Other Skies, Other Stories

From ₹ 420

These stories, written originally in Hindi, reveal an author who can think and create in two languages with rare fluency. With her faultless ear for the cadences of Hindustani, Sara Rai illuminates the life of small towns with details which perhaps only a bilingual writer would pick up on. Equally important to her in the landscape of human lives is the presence of trees, birds, insects, and fish. Her Zen-like meditations on the silent yet profound movements of this world are presented in a language that is pared down, spare, and evocative. She remains unseen, but her presence animates each of her characters, whether it be Surabhi from ‘Catfish’, the eponymous Nabila, or Sour Face and Shrew from ‘Golden Anniversary’. The stories are presented here in a lucid translation by Ira Pande and the author.

______________________________________________________________________________________

Sara Rai is a writer, translator, and editor. She has published four collections of short stories and a novel in Hindi. The German translation by Johanna Hahn of her selected short fiction, Im Labyrinth (The Labyrinth), won the Coburg Rückert Prize 2019 and was nominated for the Weltempfänger Prize 2020. She has translated five collections of short stories from Hindi into English, most recently Vinod Kumar Shukla’s Blue is like Blue (with Arvind Krishna Mehrotra), which won the Atta Galatta Prize 2019 and the Mathrubhumi Book of the Year Award 2020. Her memoir Raw Umber won the Tata Literature Live Book of the Year Award 2023 in the nonfiction category.

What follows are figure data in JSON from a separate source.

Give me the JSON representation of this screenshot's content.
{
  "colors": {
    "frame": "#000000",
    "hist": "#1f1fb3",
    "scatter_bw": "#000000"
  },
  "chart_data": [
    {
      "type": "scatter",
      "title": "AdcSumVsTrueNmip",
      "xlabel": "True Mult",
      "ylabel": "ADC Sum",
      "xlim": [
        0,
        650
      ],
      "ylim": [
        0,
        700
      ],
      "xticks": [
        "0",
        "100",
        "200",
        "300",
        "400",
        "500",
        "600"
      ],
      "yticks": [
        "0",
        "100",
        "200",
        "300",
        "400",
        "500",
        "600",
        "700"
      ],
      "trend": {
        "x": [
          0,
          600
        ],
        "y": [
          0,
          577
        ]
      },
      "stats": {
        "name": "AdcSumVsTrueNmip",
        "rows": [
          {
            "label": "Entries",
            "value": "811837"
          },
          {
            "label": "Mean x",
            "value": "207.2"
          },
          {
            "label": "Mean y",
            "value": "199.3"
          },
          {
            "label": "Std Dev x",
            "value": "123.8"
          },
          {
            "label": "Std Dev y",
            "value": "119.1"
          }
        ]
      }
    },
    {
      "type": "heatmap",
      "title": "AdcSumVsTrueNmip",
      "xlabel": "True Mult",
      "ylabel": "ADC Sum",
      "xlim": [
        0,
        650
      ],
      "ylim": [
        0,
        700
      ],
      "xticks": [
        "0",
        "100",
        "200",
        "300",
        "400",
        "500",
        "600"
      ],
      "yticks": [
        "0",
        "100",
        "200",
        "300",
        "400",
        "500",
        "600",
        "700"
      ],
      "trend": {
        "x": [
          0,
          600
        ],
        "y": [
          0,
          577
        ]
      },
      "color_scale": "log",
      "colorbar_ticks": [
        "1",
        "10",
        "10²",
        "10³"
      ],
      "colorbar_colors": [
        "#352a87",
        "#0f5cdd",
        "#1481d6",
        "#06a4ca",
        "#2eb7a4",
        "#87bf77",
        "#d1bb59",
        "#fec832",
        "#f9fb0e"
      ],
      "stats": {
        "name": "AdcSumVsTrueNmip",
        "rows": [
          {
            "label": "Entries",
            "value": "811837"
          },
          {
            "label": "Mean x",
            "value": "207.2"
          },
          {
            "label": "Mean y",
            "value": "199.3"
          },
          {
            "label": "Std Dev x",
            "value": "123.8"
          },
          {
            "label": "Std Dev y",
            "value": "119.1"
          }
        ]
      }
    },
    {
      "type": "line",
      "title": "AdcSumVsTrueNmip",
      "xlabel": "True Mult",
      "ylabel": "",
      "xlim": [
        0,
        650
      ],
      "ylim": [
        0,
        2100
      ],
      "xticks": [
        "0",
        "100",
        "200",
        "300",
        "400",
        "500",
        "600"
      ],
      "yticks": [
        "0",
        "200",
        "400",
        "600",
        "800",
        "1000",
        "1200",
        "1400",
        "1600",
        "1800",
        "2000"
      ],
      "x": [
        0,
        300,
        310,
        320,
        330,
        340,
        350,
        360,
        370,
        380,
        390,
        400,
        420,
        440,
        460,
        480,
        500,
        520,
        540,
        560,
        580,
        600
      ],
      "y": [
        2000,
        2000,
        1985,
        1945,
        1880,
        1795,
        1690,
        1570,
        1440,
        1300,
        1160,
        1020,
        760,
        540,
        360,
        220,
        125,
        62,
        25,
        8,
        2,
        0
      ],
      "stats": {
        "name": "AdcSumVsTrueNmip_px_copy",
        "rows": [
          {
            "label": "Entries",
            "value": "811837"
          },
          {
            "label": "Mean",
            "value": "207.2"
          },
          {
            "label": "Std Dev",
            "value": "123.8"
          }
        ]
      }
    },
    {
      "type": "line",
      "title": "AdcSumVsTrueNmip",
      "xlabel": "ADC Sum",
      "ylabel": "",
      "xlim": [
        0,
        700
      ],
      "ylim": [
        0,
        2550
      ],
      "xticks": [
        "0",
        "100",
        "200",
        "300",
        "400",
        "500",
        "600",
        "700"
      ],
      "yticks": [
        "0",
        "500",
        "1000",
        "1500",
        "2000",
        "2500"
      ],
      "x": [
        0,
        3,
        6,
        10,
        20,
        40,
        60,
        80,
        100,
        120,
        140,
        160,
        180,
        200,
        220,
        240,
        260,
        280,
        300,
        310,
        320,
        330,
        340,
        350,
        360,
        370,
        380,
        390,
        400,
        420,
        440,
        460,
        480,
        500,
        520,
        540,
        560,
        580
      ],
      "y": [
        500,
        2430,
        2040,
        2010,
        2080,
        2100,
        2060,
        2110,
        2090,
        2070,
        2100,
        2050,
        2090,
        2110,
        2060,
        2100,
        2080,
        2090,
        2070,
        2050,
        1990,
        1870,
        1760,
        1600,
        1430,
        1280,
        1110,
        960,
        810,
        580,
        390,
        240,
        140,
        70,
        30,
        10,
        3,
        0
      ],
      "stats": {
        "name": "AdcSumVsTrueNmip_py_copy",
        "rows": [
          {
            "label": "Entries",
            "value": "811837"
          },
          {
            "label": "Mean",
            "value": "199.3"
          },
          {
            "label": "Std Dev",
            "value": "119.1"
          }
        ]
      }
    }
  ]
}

Ira Pande taught English Literature at Panjab University, Chandigarh. She has worked at The Indian Express and later, the journals Seminar and Biblio. She was with Dorling-Kindersley and Roli Books before becoming Chief Editor of the IIC Quarterly. Her English translation of Manohar Shyam Joshi’s T’ta Professor won the Crossword and Sahitya Akademi awards in 2010. She has also written, and later translated into Hindi, Diddi: My Mother’s Voice, an acclaimed memoir of her mother, the late author Shivani.